Just as kids make mistakes in other areas of development, sometimes kids make mistakes as they learn social rules around sexuality. Luckily, parents can respond to most typical sexual behaviors exhibited by their kids with common parenting strategies (like redirection), education, and reinforcement of social rules around sexuality.

But how do you know when sexual behaviors become more concerning and need a higher level of intervention? We like how this chart, developed by the National Center on the Sexual Behavior of Youth, breaks it down.

When should you be concerned about sexual behaviors in children?

Frequency

  • High frequency

  • Excludes Normal Child Activities

  • Unresponsive (doesn’t decrease) to typical parenting strategies

Developmental Considerations

  • Happens between youth of different ages/developmental abilities

  • Behavior persists beyond typical developmental phase

  • Behavior interferes with social development

Harm

  • Intrusive behaviors

  • Includes force, intimidation, and/or coercion

  • Elicits fear and anxiety in other children

Frequency

When typical sexual development behaviors (such as self-touch or masturbation) occur at very high frequencies, begin to take the place of other activities, or continue despite the parent’s efforts, there may be underlying issues causing the behavior, such as anxiety, compulsivity, need for additional coping skills, or other influences that should be explored with the help of a licensed specialist.

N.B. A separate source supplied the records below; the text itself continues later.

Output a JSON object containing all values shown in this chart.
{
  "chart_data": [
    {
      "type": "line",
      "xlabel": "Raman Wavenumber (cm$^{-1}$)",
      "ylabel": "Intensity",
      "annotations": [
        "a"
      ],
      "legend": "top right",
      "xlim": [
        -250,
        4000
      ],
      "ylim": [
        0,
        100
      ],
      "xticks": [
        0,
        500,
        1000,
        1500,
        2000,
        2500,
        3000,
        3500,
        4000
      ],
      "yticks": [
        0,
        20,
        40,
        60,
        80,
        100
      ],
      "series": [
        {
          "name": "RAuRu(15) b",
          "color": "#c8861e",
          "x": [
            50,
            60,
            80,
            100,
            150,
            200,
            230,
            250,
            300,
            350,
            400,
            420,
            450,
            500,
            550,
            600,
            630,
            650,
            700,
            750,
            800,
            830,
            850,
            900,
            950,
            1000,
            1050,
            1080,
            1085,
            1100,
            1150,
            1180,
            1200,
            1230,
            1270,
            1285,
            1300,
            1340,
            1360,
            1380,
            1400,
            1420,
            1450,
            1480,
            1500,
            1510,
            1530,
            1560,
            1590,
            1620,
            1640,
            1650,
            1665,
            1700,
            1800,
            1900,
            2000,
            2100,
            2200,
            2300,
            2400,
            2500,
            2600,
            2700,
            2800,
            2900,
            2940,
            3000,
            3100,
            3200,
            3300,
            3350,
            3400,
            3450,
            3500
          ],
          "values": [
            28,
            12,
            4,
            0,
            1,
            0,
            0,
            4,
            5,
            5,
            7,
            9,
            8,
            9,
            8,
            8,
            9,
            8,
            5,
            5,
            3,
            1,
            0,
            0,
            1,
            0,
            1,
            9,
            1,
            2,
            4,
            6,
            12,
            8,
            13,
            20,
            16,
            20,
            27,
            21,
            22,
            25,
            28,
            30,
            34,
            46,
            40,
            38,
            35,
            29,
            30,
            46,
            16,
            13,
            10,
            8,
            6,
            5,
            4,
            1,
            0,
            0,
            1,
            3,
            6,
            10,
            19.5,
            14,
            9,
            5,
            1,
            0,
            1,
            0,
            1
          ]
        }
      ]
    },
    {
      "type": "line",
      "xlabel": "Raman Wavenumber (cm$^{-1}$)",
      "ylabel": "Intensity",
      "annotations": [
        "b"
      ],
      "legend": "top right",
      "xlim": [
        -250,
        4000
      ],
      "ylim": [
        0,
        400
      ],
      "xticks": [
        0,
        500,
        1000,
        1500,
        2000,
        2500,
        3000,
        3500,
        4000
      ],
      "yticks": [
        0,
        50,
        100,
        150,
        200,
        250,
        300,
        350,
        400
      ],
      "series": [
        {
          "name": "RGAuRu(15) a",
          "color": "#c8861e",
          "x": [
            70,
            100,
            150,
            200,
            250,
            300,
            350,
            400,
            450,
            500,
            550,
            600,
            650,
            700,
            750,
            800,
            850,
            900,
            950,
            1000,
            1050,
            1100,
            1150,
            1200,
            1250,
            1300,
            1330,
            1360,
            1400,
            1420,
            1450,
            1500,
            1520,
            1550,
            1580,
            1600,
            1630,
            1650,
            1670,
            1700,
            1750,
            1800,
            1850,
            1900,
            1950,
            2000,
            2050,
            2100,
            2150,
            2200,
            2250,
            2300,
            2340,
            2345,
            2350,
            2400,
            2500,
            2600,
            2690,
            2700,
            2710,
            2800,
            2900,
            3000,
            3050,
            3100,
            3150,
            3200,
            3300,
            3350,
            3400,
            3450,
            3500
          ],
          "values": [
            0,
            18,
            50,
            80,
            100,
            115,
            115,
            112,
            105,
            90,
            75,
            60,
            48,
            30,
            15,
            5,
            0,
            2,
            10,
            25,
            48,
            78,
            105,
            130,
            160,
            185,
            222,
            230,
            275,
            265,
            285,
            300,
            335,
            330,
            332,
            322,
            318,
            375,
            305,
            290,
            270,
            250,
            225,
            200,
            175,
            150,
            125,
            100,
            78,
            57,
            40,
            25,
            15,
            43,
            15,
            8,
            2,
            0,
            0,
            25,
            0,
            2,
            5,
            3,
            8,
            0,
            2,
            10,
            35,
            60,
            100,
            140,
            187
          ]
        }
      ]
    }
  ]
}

Developmental Considerations

Sexual play and exploration, such as playing “doctor” or exploration of romantic relationships, is a natural part of development. However, these behaviors can become problematic when it involves kids of different age groups, lasts beyond its developmental phase (such as a teenager playing “doctor”), or when the behavior is holding the child back.

Harm

Intrusive behaviors that include experimenting with another child’s sexual body parts (like the buttocks, breasts, anus, or genitals) are more invasive for the child being acted upon and may have a negative impact. Additionally, any behaviors that include force, intimidation, coercion, or cause fear and anxiety in other children are serious red flags that need to be addressed. If behavior falls into this category, it’s especially important to consult a professional to navigate the situation and to get help for all children involved.

How do you respond if you discover another child or your child is displaying concerning sexual behaviors?

Here are some general principles that can help you respond to any situation. You can view these principles below, along with a few examples of different levels of response to specific situations.

Stay calm.

It’s natural to have strong emotional reactions when you discover another child or your own child showing concerning sexual behaviors. First, stay calm and clear about family rules around sexuality. This will help your child understand expectations without feeling shame. Second, reassure them of your love throughout the process, which can help them strengthen their relationship with you and with their developing sexuality. Finally, if the behavior is occurring because the child has been abused themselves, your calm responses to their behaviors will make it more likely for them to feel comfortable disclosing.

Provide education and consequences, if necessary.

Many kids are still in the process of learning about their bodies and the social rules around sexuality. Beyond providing developmentally appropriate education about sex and about the body, you can help provide clear rules about social situations (e.g., “it’s not okay to touch someone else’s body parts without permission”), information about how to treat people (e.g., “a true friend won’t try to get you to break rules”), and reinforcement about how to respect their own body. Consequences may be necessary if the behavior is serious enough or there is a clear rule that has been broken or if the law has been broken. If you need help on how to educate or provide appropriate consequences, the National Center on the Sexual Behavior of Youth is a great resource for additional support.

Seek professional help.

Some situations may be more difficult to navigate than others, and it’s important to have support as you make critical decisions. Fortunately, many resources have been developed for you and the children involved to help you navigate this potentially unfamiliar territory. Call the Childhelp National Hotline (1-800-422-4453) to speak to a trained professional. Some parents may be afraid to report illegal behavior, however, besides being a legal requirement in most states, reporting can show your child how to take appropriate responsibility for actions, and that forward movement is possible.